Ibrah Kehidupan #26: Bilal Bin Rabah

Foto Bilal bin Rabah mengumandangkam adzan diambil dari kisah teladan

KLIKMU.CO

Oleh: Kyai Mahsun Jayadi*

Bilal diangkat derajatnya disisi Allah berkat kesabaran dan kegigihannya mempertahankan kalimah Tauhid, kalimah iman yang amat disayanginya. Dia dilantik menjadi tukang adzan Rasulullah saw , dia mengumandangkan adzannya bergema 5 kali sehari (Shubuh, Zhuhur, ‘Ashar, Maghrib, dan Isya’) menggema diseluruh penjuru Kota Madinah.

Bilal menyertai semua peperangan dijalan Allah di zaman Nabi Muhammad saw.
Ke-wafat-an Nabi saw, memberikan kesan yang cukup mendalam bagi Bilal, betapa sayangnya Bilal pada Rasulullah saw tidak dapat digambarkan dengan kata-kata.
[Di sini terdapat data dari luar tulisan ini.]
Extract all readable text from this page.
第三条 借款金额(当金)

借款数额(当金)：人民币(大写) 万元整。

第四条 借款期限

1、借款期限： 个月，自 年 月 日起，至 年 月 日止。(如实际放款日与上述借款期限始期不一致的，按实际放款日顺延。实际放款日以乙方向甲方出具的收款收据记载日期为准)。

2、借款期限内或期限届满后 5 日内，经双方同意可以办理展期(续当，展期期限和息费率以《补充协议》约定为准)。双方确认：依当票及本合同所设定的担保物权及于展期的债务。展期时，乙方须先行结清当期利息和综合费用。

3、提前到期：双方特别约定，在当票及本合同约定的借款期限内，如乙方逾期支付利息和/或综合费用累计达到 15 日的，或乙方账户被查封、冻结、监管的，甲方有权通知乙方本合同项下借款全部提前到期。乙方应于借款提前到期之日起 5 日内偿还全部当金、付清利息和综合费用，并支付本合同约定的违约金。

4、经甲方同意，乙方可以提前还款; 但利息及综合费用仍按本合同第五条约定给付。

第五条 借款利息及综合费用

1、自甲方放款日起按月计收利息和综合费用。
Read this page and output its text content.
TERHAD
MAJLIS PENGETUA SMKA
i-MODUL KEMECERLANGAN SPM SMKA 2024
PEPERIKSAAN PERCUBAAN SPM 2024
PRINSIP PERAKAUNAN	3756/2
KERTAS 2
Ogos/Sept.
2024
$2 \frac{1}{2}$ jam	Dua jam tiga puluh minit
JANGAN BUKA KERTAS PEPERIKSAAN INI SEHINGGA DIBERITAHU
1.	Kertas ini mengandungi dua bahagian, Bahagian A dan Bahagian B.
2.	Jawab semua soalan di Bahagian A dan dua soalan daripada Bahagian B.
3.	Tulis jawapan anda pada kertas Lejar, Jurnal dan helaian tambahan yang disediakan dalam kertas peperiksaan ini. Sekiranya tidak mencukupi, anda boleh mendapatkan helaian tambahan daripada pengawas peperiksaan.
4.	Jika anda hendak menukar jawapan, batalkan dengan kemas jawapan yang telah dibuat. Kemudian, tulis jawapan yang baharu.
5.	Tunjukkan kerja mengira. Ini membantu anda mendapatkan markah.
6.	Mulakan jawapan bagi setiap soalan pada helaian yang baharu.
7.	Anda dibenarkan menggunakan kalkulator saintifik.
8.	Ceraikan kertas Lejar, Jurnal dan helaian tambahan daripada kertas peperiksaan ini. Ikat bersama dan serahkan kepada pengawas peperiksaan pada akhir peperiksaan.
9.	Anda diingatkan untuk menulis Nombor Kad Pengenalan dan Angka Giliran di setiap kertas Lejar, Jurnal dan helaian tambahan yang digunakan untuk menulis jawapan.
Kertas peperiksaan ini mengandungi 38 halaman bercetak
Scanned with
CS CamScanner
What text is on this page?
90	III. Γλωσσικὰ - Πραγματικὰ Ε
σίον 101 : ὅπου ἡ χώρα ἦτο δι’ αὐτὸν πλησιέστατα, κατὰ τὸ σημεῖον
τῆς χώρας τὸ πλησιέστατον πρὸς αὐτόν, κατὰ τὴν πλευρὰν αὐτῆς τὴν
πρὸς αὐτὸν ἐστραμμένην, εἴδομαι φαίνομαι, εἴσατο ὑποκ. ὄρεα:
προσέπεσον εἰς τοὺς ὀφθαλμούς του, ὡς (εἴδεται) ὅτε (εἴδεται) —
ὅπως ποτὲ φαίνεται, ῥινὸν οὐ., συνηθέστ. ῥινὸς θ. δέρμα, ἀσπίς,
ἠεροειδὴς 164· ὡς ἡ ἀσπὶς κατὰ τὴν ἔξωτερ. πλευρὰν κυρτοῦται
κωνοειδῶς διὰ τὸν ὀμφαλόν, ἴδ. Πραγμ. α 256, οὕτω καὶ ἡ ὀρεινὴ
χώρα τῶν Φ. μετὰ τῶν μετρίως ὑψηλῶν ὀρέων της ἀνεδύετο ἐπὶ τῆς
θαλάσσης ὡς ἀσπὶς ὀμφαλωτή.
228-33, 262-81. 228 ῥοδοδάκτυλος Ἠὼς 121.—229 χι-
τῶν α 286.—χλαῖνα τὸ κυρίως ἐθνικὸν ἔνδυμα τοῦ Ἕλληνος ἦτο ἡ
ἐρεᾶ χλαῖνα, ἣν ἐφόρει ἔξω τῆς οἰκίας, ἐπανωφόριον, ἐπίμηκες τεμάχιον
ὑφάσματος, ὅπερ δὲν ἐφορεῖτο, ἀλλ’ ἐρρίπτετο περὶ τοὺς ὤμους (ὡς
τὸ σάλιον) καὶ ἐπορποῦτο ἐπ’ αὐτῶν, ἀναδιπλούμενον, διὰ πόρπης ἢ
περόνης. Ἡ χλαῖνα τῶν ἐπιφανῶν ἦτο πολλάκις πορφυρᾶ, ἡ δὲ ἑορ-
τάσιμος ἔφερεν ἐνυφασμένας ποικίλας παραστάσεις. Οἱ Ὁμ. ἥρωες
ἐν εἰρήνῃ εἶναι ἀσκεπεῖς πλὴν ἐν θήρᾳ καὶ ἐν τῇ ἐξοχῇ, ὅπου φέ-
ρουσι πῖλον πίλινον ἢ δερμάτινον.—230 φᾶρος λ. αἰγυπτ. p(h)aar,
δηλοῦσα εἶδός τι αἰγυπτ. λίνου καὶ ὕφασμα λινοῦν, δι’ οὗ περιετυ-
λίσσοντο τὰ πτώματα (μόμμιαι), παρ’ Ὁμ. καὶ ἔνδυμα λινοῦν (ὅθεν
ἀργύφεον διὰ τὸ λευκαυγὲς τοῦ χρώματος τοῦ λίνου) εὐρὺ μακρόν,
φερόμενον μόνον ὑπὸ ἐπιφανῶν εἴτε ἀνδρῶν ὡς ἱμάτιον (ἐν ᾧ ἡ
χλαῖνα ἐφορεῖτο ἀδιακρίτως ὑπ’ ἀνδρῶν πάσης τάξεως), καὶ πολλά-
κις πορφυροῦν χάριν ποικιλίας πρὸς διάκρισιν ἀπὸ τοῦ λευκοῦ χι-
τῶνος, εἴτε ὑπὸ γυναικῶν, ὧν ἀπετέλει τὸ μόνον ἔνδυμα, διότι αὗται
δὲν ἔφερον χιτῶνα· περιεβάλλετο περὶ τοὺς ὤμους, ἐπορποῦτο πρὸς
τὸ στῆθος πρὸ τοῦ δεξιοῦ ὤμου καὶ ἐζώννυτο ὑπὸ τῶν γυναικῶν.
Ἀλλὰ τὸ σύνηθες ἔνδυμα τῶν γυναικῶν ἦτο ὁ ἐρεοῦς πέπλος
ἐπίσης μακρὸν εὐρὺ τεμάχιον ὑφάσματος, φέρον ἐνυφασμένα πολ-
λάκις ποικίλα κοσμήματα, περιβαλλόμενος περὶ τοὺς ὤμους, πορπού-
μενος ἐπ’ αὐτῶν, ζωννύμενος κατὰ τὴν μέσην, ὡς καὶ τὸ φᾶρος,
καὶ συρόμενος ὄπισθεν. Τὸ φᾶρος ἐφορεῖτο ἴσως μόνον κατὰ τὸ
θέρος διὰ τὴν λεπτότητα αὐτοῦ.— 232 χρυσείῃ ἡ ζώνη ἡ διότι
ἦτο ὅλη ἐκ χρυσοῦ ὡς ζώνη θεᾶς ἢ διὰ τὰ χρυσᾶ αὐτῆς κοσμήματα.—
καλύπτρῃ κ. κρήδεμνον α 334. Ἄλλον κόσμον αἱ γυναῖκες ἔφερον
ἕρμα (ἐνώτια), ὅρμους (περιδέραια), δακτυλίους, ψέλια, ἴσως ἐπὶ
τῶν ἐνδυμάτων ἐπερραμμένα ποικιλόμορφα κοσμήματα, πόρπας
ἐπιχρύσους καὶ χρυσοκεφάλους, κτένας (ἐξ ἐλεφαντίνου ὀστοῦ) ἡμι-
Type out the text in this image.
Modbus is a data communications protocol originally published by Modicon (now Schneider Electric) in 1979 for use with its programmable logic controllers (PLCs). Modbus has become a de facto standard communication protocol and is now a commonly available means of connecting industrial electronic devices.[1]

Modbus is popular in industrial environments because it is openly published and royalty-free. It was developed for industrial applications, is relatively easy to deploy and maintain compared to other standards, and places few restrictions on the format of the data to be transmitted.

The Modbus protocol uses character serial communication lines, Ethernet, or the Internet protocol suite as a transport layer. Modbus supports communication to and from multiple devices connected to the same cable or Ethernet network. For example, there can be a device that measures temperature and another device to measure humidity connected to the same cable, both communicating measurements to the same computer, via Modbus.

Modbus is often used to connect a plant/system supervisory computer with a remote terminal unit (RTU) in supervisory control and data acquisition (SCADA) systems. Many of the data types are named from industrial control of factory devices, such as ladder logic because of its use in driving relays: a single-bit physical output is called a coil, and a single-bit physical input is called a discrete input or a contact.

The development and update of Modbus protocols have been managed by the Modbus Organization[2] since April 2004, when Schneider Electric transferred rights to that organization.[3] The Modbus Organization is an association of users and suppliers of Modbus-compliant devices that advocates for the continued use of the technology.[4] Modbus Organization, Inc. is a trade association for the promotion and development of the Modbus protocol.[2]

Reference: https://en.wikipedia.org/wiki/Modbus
Sehingga pasca wafatnya Nabi saw Bilal tidak mampu mengumandangkan adzan lagi, karena ketika bacaan adzan sampai pada kalimat “Muhammad” itu (Asyhadu Anna Muhammadan Rasulullah), hatinya jadi bergetar dan lunglai, air matanya pun akhirnya membasahi pipinya.

Bilal tidak mau lagi mengumandangkan adzan meskipun dibujuk rayu oleh para shahabat. Dia tidak “Mau” karena “tidak mampu” lidahnya mengeluarkan kalimah Muhammad dalam adzan lantaran getarannya meluluh lunglaikan jiwanya.
Pada zaman Khalifah Abu Bakar, Bilal memohon untuk pergi berperang, tetapi tidak diperkenankan oleh Abu Bakar dengan alasan beliau masih memerlukan khidmat Bilal di Madinah.

Mungkin Abu Bakar sudah dapat membaca isi hati Bilal yang sangat merindukan mati syahid untuk bertemu dengan orang yang sangat dicintainya yaitu Nabi Muhammad saw. Ini dimaklumi karena ke-wafat-an Baginda merupakan satu kehilangan yang besar bagi Bilal.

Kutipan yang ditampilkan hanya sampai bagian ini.